Secondo Unipolsai il caso rientra nel diritto della navigazione, quindi la prescrizione è di un anno, quindi la famiglia che non ha fatto in necessario pressing non va più risarcita.
La stessa scusa viene mossa da parte di Unipolsai per un’altra assicurazione, quella da 500 mila euro, mentre Generali che deve pagare 250 mila euro, afferma che la polizza non copriva gli incidenti con l’elicottero. Naturalmente gli avvocati delle famiglie hanno carte da giocare, ma a questo punto è chiaro che solo un giudice potrà portare giustizia.
Per la seconda assicurazione è già stato fatto un tentativo di mediazione, al quale Unipolsai non si è presentata, mentre sta per partire la richiesta di mediazioni a Generali.
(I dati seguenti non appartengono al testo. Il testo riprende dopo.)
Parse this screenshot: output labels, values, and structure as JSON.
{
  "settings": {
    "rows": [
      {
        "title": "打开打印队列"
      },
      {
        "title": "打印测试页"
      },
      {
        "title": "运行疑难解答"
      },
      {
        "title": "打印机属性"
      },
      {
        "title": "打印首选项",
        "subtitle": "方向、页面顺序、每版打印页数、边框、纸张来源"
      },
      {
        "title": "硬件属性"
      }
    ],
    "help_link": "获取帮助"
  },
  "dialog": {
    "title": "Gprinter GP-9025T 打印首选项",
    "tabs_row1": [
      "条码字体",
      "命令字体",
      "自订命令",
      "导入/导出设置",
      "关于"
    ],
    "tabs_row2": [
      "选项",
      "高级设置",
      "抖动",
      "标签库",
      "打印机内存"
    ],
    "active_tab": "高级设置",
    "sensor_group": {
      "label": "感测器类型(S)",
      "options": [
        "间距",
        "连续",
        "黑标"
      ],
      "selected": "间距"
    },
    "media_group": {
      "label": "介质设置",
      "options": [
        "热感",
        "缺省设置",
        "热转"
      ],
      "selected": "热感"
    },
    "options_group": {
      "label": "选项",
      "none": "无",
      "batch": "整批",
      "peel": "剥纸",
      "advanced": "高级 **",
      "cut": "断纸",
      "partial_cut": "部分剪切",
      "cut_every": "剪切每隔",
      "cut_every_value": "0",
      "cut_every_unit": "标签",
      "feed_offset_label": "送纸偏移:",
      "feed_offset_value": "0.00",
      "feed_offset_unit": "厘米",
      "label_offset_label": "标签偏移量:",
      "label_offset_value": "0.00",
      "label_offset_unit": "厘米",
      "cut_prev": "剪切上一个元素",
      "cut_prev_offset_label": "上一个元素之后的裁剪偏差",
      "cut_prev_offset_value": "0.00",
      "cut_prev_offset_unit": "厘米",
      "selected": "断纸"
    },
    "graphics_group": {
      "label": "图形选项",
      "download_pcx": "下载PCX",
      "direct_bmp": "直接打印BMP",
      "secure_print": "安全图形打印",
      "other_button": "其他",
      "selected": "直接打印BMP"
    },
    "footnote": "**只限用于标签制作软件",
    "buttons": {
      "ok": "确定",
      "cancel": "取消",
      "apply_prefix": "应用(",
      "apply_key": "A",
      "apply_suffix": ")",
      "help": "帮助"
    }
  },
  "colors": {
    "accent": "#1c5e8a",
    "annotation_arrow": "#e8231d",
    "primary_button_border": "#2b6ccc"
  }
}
L’assicurazione principale, quella da oltre un milione di euro (inizialmente a carico di Milano Assicurazioni, poi Unipolsai), era stata stipulata in base alla convenzione per l’elisoccorso tra Usl 1 e Elidolomiti attraverso Inaer Helicopter Italia spa; la seconda da 500 mila euro era stata contratta dal Cai nazionale con Fondiaria Sai (oggi Unipolsai) e la terza da 250 mila euro era quella stipulata dal Soccorso Alpino con Assitalia, ora Generali.
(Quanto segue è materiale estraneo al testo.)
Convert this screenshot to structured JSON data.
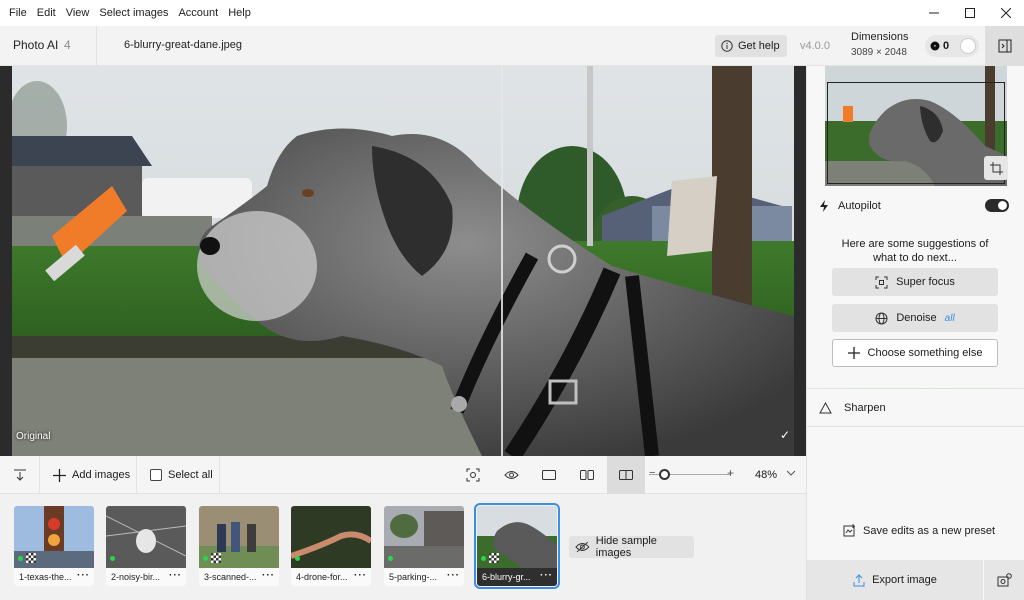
{
  "menu": [
    "File",
    "Edit",
    "View",
    "Select images",
    "Account",
    "Help"
  ],
  "header": {
    "app_name": "Photo AI",
    "app_version": "4",
    "filename": "6-blurry-great-dane.jpeg",
    "get_help": "Get help",
    "version": "v4.0.0",
    "dimensions_label": "Dimensions",
    "dimensions_value": "3089 × 2048",
    "credits": "0"
  },
  "canvas": {
    "original_label": "Original"
  },
  "toolbar": {
    "add_images": "Add images",
    "select_all": "Select all",
    "zoom_value": "48%",
    "zoom_level": 0.2
  },
  "thumbnails": [
    {
      "caption": "1-texas-the...",
      "selected": false
    },
    {
      "caption": "2-noisy-bir...",
      "selected": false
    },
    {
      "caption": "3-scanned-...",
      "selected": false
    },
    {
      "caption": "4-drone-for...",
      "selected": false
    },
    {
      "caption": "5-parking-...",
      "selected": false
    },
    {
      "caption": "6-blurry-gr...",
      "selected": true
    }
  ],
  "hide_samples": "Hide sample images",
  "panel": {
    "autopilot": "Autopilot",
    "suggestion_text": "Here are some suggestions of what to do next...",
    "super_focus": "Super focus",
    "denoise": "Denoise",
    "denoise_badge": "all",
    "choose_else": "Choose something else",
    "sharpen": "Sharpen",
    "save_preset": "Save edits as a new preset",
    "export": "Export image"
  },
  "colors": {
    "accent": "#3b8fe3",
    "active_dot": "#2cd64b"
  },
  "icons": [
    "info-icon",
    "sidebar-toggle-icon",
    "sort-icon",
    "plus-icon",
    "face-detect-icon",
    "eye-icon",
    "single-view-icon",
    "side-by-side-icon",
    "split-view-icon",
    "chevron-down-icon",
    "eye-off-icon",
    "crop-icon",
    "bolt-icon",
    "focus-icon",
    "globe-icon",
    "triangle-icon",
    "preset-icon",
    "upload-icon",
    "export-settings-icon"
  ]
}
Va segnalato anche che, dopo l’incidente del 31 agosto 2011, quando sul Pelmo morirono altri due uomini del Soccorso Alpino, l’assicurazione decise di “mollare” il Cnsas, a meno che non fosse stato disposto a pagare premi infinitamente più alti.
«Di recente la Corte Costituzionale ha affermato che esiste un valore costituzionale nell’attività delle assicurazioni», afferma con durezza l’avvocato Gracis, «com’è possibile che le più grandi compagnie assicurative del Paese inventino ogni scusa pur di non risarcire un bambino e aumentare le difficoltà di una famiglia già prostrata?».
Rabbia anche dal capo del Soccorso Alpino Rufus Bristot, che in questi anni ha tampinato le compagnie: «Essere qui a tanto tempo di distanza a parlare ancora di assicurazioni, per noi vuol dire riaprire ferite mai rimarginate, ma per i parenti rappresenta una beffa che moltiplica il dolore».